Controlo exercido pelo Estado
O Governo não pode, em regra, emitir ordens ou instruções sobre o modo como a associação deve exercer as suas competências. Está excluída qualquer possibilidade de direção da atividade profissional ou de substituir os órgãos eleitos na gestão corrente.
Também não existe, em princípio, superintendência, isto é, o poder de definir orientações ou objetivos vinculativos sobre a atuação da entidade, como sucede relativamente a grande parte da Administração indireta do Estado. O principal controlo exercido pelo Governo é a tutela administrativa e, no âmbito desta, a tutela de legalidade, não existindo tutela de mérito. Ou seja, o Estado não pode controlar a conveniência ou oportunidade de uma decisão.
A tutela administrativa sobre as associações públicas profissionais é, tal como nas autarquias locais, predominantemente inspetiva. O membro do Governo competente pode solicitar informações, promover inspeções ou averiguações e verificar a legalidade da atuação da associação. O Governo não pode, portanto, substituir a sua apreciação política, técnica ou administrativa pela dos órgãos da associação, salvo quando uma norma legal lhe atribua expressamente esse poder.
Regime jurídico aplicável
As associações públicas integram a Administração Pública por serem pessoas coletivas públicas destinadas à prossecução de interesses públicos, mas não estão sujeitas a um regime jurídico único. O seu funcionamento resulta da conjugação da respetiva lei de criação ou estatuto com normas gerais de Direito Administrativo.
Quando exercem poderes públicos, aplicam-se-lhes o Código do Procedimento Administrativo, o Código de Processo nos Tribunais Administrativos e o regime da responsabilidade civil extracontratual das entidades públicas. Os atos, regulamentos, omissões e contratos administrativos podem ser impugnados perante os tribunais administrativos.
O Direito privado pode ainda aplicar-se à gestão patrimonial, às relações laborais, a certos contratos e a atividades de gestão privada, sem alterar a natureza pública da associação.
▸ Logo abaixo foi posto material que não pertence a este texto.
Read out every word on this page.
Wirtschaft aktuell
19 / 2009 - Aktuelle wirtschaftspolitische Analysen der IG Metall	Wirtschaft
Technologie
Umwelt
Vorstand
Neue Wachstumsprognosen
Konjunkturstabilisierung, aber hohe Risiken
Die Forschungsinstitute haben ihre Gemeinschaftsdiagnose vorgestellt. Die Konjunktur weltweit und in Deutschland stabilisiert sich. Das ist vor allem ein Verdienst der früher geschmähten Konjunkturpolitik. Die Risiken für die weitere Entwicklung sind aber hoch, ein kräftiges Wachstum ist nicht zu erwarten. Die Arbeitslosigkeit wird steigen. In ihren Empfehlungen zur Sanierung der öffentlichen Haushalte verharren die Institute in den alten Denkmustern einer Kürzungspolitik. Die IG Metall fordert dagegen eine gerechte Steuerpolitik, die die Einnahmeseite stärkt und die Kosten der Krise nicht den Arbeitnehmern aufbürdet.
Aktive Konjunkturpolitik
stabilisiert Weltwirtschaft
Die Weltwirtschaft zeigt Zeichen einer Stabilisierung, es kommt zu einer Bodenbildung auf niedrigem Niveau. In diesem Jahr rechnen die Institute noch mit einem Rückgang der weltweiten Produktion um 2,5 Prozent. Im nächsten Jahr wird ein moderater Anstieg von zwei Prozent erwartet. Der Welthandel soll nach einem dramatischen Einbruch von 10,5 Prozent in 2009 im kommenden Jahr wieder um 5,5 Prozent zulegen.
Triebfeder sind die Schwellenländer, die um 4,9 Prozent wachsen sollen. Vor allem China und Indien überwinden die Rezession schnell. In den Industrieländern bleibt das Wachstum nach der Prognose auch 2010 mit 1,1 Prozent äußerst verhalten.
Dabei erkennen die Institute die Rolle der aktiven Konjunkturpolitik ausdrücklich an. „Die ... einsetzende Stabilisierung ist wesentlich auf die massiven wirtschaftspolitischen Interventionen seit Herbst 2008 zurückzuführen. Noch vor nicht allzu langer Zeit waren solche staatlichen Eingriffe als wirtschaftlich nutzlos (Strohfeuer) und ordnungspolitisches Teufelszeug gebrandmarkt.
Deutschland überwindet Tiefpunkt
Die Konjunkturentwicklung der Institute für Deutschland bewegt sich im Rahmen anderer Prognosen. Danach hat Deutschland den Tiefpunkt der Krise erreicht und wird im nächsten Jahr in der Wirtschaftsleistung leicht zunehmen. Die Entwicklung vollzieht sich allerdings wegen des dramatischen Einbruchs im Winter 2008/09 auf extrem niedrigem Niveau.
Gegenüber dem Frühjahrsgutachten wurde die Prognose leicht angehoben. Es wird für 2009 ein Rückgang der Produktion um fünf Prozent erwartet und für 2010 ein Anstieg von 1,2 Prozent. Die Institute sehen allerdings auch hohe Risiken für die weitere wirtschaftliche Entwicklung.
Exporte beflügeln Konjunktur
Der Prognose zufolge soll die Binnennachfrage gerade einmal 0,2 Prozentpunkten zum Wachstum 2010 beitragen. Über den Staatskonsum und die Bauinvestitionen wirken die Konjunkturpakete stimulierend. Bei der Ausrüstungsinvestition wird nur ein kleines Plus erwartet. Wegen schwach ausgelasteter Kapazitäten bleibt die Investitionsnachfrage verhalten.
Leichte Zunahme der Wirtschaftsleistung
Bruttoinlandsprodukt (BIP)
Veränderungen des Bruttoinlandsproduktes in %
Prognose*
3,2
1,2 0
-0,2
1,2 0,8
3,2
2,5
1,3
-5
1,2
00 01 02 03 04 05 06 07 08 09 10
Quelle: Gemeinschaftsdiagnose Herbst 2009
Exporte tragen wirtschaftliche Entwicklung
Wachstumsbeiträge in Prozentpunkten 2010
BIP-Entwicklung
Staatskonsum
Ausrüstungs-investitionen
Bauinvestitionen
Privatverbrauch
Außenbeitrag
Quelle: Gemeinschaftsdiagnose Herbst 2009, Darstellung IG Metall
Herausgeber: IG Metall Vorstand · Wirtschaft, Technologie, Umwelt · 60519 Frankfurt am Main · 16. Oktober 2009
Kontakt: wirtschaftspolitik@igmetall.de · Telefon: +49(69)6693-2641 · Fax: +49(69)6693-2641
Em síntese, as associações públicas são pessoas coletivas destinadas à prossecução de interesses públicos. Constituem uma forma particular de organização administrativa baseada na participação dos próprios interessados na prossecução de determinados fins públicos. Fazem parte, juntamente com as autarquias locais, da Administração Autónoma.
As associações fazem parte da Administração Pública e, como tal, encontram-se vinculadas à Constituição e à lei, sujeitas à tutela administrativa legalmente prevista, ao controlo financeiro e ao controlo dos tribunais administrativos.
No caso das associações públicas profissionais, a autonomia deve ser exercida num equilíbrio particularmente exigente: por um lado, deve assegurar-se a autorregulação e a participação dos profissionais; por outro, deve impedir-se que a organização seja utilizada para criar restrições corporativas injustificadas, proteger interesses exclusivamente profissionais ou limitar indevidamente a concorrência e a liberdade de acesso à profissão.
Referências: Artigo 267.º, n.º 4 da CRP; Lei n.º 75/2013, de 12 de setembro; Lei n.º 2/2013, de 10 de janeiro.